Though cannabinoids in marijuana are touted by salespeople and supplement marketing as therapies for almost anything, anecdotes are not evidence, and the evidence from a meta-analysis of 83 studies (3,000 people) for six mental health conditions shows cannabinoids do not work. Not for depression, anxiety disorders, attention-deficit hyperactivity disorder (ADHD), Tourette syndrome, post-traumatic stress disorder(PTSD), or psychosis. And since there are known risks of cannabinoids they may be doing harm.

Worse, even pharmaceutical tetrahydrocannabinol (THC) claims have such poor evidence that it undercuts belief that it leads to even a small improvement in symptoms of anxiety in individuals with other medical conditions, such as chronic pain or multiple sclerosis. If you are the lucky beneficiary of the placebo effect, that's fine, but that is not medicine.

Medicinal cannabinoids include medicinal cannabis and pharmaceutical cannabinoids, and their synthetic derivatives, THC and cannabidiol (CBD). Around the world, these are increasingly sold using claims they are medicinal, including for the treatment of mental health disorders. However, there are concerns around the adverse effects of this availability, as there is a large body of evidence indicating that non-medicinal cannabis use can increase the occurrence of depression, anxiety, and psychotic symptoms.
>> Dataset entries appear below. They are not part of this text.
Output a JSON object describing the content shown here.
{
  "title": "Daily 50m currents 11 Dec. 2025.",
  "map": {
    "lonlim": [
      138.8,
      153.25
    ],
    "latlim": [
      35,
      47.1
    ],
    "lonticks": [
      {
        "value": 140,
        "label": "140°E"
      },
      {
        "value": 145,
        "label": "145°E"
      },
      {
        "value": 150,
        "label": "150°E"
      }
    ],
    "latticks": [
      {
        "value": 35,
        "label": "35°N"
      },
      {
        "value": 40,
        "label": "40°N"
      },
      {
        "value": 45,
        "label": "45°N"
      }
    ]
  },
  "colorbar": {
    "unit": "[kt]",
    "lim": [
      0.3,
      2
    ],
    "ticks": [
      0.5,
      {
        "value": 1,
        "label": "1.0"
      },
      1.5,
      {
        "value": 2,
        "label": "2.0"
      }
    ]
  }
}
Professor Louisa Degenhardt of the National Drug and Alcohol Research Centre (NDARC) at UNSW Sydney, Australia, and lead author of the study said in a statement, “Our findings have important implications in countries where cannabis and cannabinoids are being made available for medical use. There is a notable absence of high-quality evidence to properly assess the effectiveness and safety of medicinal cannabinoids compared with placebo, and until evidence from randomised controlled trials is available, clinical guidelines cannot be drawn up around their use in mental health disorders.” 

The authors set out to examine the available evidence for all types of medicinal cannabinoids. They included all study designs and investigated the impact on remission from and symptoms of six mental health disorders in adults: depression, anxiety, attention-deficit hyperactivity disorder (ADHD), Tourette syndrome, post-traumatic stress disorder (PTSD), and psychosis.

They included published and unpublished studies between 1980 and 2018 and included 83 eligible studies, 40 of which were randomised controlled trials (RCTs) (the others were open-label trials, where participants knew which treatment they were taking). Of the 83 studies, 42 looked at depression (including 23 RCTs), 31 looked at anxiety (17 RCTs), eight looked at Tourette syndrome (two RCTs), three were on ADHD (one RCT), 12 were on PTSD (one RCT), and 11 were on psychosis (six RCTs).

In most RCTs examining depression and anxiety, the primary reason for cannabinoid use was for another medical condition such as chronic non-cancer pain or multiple sclerosis. In the studies looking at the other four disorders, the cannabinoid was used to treat the mental health disorder. Few randomised controlled trials examined the role of pharmaceutical CBD or medicinal cannabis; most looked at THC, with or without CBD.

The authors found that pharmaceutical THC (with or without CBD) improved anxiety symptoms among individuals with other medical conditions (seven studies of 252 people), though this may have been due to improvements in the primary medical condition. The authors suggest further research should explicitly study the effects of cannabinoids on anxiety and depression.

Pharmaceutical THC (with or without CBD) worsened negative symptoms of psychosis (one study, 24 people) and did not significantly affect any other primary outcomes for the mental health disorders examined. It also increased the number of people who had adverse events (ten studies; 1,495 people) and withdrawals due to adverse events (11 studies; 1,621 people) compared with placebo across all mental health disorders examined.

The problem with the quality of the research is that in the past scholars had just as difficult a time studying marijuana as they had studying smallpox. And since there is no NIST (i.e. reference grade) version of marijuana, tests can be all over the map because the product is. That lack of evidence hasn't stopped supplement companies from making claims that would land pharmaceutical company executives in jail. The good news is that the government is going to loosen the restrictions on marijuana for study, since it is being sold in everything from topical oil (nonsense) to vaping devices (clearly dangerous, given 1,500 illnesses this year), and even create a reference grade marijuana for researchers to use.